After two years in the making, Oxford Mississippi’s Steven Ross finally steps wide-eyed from his dorm room into the daylight clutching four songs that lay bare a soul in search of life's bigger questions. Jaded and full of sardonic wit, Ross makes bold and uncensored music that confides what most of us would keep strictly under lock and key.
Staccato guitar and playful sounds cushion tales flooded with bitter acrimony. Schizophrenically changing pace from Pixie-esque sonic freakout to frenetic 'on the brink of a nervous breakdown' Bright Eyes. Ross spits out numbers as upbeat and singalong as their tone is black. His conversational vocals come from chords seemingly crosswired from the caverns of a darkened mind and the pulses of a misfiring aorta.

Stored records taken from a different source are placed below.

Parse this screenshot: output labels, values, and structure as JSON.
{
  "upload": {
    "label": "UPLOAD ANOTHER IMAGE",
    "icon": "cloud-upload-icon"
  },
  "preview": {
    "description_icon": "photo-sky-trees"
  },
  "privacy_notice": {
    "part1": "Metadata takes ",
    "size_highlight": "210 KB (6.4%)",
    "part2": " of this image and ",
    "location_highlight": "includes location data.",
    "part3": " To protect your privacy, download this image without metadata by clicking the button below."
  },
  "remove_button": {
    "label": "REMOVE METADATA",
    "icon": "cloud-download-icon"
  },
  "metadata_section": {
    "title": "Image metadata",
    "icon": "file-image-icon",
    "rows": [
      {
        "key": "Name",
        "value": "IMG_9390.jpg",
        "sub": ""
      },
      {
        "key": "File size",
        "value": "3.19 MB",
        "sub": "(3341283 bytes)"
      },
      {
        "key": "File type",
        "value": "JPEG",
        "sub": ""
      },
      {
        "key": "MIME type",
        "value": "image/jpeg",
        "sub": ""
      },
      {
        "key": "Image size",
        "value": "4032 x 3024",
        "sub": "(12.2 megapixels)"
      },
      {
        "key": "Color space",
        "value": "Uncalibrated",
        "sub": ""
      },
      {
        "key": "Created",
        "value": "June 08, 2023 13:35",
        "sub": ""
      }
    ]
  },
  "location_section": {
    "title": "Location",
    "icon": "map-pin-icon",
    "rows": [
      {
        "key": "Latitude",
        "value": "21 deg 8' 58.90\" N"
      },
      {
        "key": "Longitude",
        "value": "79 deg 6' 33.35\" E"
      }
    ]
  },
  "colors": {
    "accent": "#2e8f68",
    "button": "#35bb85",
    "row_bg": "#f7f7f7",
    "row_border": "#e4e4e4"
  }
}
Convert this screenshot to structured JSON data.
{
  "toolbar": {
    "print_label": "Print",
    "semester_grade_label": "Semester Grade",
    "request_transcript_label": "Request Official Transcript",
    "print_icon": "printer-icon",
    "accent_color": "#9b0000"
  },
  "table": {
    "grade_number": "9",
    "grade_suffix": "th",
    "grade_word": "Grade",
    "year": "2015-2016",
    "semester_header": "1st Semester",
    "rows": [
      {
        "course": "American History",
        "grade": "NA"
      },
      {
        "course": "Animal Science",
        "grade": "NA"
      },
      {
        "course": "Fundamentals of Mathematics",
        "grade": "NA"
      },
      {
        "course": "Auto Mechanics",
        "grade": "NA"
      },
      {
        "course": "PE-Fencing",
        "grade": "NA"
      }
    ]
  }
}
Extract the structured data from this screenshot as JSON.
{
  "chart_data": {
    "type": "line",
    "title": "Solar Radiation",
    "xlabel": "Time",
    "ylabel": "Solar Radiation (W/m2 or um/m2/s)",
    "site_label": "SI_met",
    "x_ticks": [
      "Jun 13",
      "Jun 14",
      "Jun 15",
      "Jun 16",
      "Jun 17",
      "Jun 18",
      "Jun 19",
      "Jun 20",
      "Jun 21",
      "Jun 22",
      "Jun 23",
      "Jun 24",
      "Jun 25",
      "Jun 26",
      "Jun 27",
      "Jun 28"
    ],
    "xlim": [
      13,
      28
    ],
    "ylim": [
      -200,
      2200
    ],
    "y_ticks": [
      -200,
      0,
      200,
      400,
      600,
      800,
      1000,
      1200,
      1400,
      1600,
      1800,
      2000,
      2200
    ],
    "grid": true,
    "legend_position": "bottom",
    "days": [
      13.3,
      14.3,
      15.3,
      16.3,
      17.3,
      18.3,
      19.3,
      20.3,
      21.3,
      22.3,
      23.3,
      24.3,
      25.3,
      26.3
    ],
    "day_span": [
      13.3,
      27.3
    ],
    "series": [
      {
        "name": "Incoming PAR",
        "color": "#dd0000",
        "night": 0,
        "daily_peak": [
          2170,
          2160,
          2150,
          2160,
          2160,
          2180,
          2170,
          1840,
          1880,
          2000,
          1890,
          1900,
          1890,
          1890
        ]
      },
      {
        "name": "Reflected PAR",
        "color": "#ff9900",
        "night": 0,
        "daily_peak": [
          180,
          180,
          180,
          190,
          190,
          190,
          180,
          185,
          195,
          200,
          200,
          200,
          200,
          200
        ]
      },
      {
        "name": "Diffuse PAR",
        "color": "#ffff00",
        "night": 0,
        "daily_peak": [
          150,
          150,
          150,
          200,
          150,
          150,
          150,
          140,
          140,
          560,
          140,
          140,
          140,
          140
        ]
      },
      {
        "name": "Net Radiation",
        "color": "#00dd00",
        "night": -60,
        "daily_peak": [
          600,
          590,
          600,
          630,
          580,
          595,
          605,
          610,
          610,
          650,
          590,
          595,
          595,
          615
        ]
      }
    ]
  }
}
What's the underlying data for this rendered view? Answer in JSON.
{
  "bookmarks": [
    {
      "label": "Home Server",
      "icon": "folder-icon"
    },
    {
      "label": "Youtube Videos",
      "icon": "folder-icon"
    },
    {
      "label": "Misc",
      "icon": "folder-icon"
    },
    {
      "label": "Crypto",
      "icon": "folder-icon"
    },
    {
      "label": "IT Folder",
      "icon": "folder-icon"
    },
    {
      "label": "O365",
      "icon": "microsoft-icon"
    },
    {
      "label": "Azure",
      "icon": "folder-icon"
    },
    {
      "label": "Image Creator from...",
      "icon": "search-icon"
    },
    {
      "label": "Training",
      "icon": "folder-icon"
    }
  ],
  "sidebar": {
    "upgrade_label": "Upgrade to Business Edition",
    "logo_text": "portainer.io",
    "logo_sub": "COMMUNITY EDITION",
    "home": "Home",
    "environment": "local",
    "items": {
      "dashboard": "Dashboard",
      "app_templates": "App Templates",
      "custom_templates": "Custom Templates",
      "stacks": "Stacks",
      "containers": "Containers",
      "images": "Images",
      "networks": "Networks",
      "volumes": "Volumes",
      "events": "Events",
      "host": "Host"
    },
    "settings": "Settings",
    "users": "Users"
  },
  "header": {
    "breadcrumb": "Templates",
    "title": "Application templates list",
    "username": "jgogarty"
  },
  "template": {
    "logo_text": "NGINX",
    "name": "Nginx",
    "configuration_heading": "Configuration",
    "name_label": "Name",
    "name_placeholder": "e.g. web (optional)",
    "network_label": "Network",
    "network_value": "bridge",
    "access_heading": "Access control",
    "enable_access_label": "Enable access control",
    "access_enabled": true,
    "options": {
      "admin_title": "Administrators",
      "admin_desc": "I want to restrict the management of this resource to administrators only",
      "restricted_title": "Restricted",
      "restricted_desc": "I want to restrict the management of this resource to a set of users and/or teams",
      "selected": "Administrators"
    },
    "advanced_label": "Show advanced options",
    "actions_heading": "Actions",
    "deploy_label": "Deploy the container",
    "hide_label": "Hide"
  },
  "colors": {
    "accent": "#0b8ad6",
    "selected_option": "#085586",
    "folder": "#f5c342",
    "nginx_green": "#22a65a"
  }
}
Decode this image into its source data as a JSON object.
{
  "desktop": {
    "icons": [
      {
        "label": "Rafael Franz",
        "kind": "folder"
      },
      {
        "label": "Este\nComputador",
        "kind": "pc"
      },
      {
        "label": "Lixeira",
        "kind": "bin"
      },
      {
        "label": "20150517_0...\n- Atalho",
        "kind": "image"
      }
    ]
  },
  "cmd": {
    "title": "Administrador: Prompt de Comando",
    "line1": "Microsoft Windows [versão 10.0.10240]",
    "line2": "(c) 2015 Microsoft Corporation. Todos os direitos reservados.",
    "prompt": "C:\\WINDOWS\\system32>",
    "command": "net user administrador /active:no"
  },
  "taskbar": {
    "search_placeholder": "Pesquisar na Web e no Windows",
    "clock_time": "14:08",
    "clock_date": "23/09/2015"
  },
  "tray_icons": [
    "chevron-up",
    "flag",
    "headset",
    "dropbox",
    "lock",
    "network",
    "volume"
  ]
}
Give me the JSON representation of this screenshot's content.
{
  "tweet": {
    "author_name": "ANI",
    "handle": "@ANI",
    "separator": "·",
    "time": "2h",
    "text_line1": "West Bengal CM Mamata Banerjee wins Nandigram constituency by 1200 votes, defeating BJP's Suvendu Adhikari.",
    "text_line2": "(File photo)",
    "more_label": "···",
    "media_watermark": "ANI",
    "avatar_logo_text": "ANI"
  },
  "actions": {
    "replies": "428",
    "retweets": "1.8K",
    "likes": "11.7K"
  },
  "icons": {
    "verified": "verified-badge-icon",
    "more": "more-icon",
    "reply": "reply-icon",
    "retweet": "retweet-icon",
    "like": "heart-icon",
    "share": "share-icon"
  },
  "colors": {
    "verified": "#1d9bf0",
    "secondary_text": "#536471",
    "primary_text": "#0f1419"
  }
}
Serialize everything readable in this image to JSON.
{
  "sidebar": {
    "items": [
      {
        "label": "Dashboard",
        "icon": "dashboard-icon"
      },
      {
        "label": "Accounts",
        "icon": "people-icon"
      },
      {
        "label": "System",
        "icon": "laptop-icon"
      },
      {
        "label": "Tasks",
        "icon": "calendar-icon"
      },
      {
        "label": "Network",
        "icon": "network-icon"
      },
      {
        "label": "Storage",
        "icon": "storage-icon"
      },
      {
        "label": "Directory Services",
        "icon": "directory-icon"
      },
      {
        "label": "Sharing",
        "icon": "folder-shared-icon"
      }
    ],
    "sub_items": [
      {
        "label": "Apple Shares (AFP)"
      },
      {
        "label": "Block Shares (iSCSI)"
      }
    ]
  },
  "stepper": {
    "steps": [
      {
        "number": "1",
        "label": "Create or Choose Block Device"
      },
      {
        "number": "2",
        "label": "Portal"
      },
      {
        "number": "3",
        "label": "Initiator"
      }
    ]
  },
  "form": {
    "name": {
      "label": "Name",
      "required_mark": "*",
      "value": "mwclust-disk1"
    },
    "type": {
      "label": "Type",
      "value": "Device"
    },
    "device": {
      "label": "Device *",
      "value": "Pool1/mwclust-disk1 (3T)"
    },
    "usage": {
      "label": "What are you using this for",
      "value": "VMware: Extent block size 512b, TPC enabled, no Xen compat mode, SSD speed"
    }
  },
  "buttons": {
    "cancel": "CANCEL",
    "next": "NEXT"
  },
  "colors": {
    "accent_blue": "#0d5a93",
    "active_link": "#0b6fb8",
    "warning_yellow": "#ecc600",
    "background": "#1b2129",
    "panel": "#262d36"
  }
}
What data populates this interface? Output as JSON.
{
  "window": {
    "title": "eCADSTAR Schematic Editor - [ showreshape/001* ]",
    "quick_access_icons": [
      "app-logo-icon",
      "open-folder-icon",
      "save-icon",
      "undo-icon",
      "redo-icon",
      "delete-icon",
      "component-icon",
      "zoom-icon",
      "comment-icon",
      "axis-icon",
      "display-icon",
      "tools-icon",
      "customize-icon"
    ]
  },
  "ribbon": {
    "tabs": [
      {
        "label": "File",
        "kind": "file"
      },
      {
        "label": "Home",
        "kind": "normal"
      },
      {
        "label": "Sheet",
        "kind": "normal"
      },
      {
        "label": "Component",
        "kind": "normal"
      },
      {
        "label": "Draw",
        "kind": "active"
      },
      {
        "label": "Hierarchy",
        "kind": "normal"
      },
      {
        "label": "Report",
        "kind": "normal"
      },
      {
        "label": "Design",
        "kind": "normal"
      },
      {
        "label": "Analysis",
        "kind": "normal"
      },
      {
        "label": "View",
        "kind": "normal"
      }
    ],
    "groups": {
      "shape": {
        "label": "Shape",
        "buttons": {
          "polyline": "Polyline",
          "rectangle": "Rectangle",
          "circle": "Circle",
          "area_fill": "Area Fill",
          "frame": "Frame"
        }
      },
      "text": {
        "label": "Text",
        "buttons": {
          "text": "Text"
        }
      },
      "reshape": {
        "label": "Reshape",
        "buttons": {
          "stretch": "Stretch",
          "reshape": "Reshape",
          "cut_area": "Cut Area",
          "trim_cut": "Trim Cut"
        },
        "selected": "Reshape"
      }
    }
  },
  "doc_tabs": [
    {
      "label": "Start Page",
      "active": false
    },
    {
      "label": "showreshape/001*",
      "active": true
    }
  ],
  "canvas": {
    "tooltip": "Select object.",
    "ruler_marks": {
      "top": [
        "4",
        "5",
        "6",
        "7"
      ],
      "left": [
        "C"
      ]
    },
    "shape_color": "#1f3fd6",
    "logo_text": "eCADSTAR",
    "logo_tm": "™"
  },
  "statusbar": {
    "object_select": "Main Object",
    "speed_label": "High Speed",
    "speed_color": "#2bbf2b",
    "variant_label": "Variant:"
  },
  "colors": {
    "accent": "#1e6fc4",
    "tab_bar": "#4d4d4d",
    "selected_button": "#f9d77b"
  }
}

Always with a strong sense of narrative Ross exorcises his fear of growing up and older, waging a civil war against his own destiny with all the world-weary 'make mine a double' attitude a professional barfly would spend a lifetime perfecting. That he never loses the ability to keep his tongue firmly in his cheek arms the songs on Treehouse Politics with dozens of addictively sing-along lines.
Is it right to chase love? To grow a beard? Get high? How’s about wishing your friends dead whilst talking to God? All in the same night?! For the bittersweet sounding answers to these slice-of-life questions, Warmest Chord proudly presents 'Treehouse Politics’, a deceptively upbeat collection of songs that capture the thrill of life’s chase, and the joy of being utterly and deeply lost.